French intelligence officials who’d been monitoring Saïd and Chérif Kouachi made tragic—if arguably understandable—decisions in recent years to drop surveillance of the brothers, a New York Times piece reports. Intelligence authorities stopped following Chérif Kouachi in 2013 and stopped following his brother in 2014; agents reporting to domestic intelligence chief Patrick Calvar let an order allowing surveillance on Saïd expire only seven months before the pair murdered 12 at the offices of Charlie Hebdo.

Current and former officials say the surveillance on the Kouachis had turned up nothing to indicate that they were an imminent threat. They point to the lack of resources to conduct physical surveillance on large numbers of targets, estimating that 25 agents, working in shifts, are required to watch over a single person day and night.

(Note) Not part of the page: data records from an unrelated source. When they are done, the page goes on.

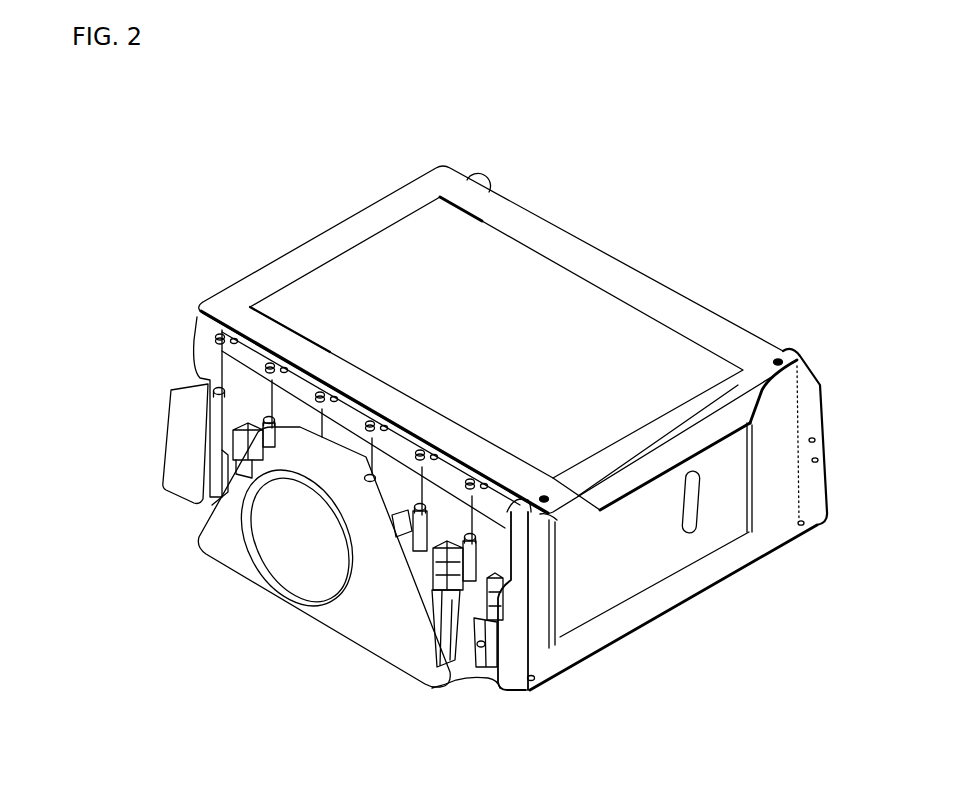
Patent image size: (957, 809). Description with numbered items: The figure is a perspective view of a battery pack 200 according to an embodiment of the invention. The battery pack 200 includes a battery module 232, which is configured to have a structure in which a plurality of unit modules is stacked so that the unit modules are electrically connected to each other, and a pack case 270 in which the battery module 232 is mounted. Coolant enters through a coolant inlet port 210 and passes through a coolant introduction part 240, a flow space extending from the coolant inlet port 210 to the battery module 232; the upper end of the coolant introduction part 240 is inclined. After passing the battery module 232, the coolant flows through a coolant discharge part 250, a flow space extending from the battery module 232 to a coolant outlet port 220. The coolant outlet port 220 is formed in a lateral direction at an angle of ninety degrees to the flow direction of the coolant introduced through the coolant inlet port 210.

The battery pack 200 is at (90, 133).
The coolant inlet port 210 is at (406, 182).
The coolant outlet port 220 is at (333, 577).
The battery module 232 is at (222, 355).
The coolant introduction part 240 is at (485, 246).
The coolant discharge part 250 is at (470, 675).
The pack case 270 is at (824, 376).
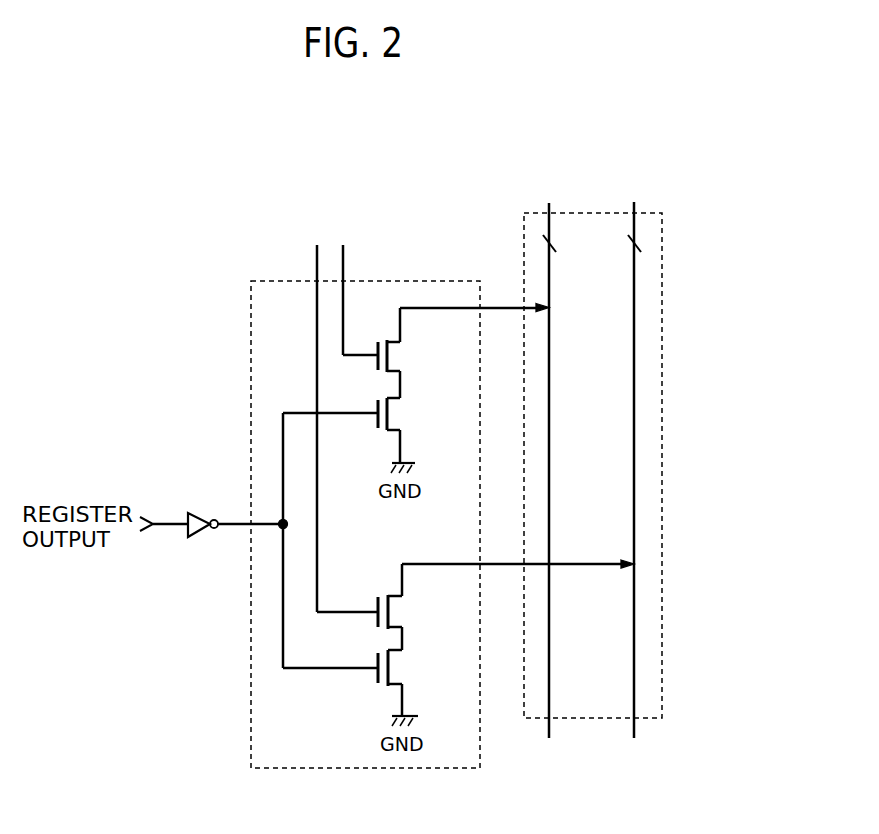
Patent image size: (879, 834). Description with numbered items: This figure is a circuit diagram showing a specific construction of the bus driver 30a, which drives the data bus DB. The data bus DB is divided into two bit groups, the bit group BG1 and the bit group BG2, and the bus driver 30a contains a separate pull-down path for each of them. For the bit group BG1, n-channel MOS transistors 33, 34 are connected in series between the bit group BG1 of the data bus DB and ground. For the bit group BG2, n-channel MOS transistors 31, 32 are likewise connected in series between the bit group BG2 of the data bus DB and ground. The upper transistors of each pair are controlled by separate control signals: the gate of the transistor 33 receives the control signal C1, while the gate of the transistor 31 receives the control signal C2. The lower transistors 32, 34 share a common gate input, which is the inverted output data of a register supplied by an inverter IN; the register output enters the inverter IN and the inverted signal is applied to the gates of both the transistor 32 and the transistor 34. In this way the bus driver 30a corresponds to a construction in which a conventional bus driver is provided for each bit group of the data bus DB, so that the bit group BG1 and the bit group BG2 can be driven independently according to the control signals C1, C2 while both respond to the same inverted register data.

The bus driver 30a is at (413, 281).
The n-channel MOS transistor 31 is at (392, 353).
The n-channel MOS transistor 32 is at (392, 413).
The n-channel MOS transistor 33 is at (393, 612).
The n-channel MOS transistor 34 is at (393, 668).
The inverter IN is at (198, 512).
The control signal C1 is at (336, 414).
The control signal C2 is at (353, 286).
The data bus DB is at (662, 293).
The bit group BG1 is at (634, 305).
The bit group BG2 is at (548, 296).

“You can’t follow everyone,” said Bernard Squarcini, who was Mr. Calvar’s predecessor as head of the domestic intelligence agency and was in charge when the Kouachis were placed under surveillance after a tipoff from the United States in 2011. “These were two inactive targets that had been quiet for a long time. They were giving nothing away.”

Compounding the brothers’ inaction was increasing emphasis among intelligence groups on monitoring radicalized militants returning from time with ISIS in Syria. The Kouachis were known to authorities because Chérif had traveled to Yemen, the home of extensive al-Qaida activity, in 2011 with his brother’s passport. But they were not among the 1,400 French residents believed to have joined or attempted to join jihadist causes in Iraq and Syria in recent years, and during their attack they claimed loyalty to al-Qaida in the Arabian Peninsula rather than ISIS.

On a procedural level, the Times notes, French intelligence services have limited investigative tools. The intelligence services, for example, can monitor cell phones but can’t bug apartments or seize computers—and as one official puts it in the Times piece, “No one talks on the phone anymore.”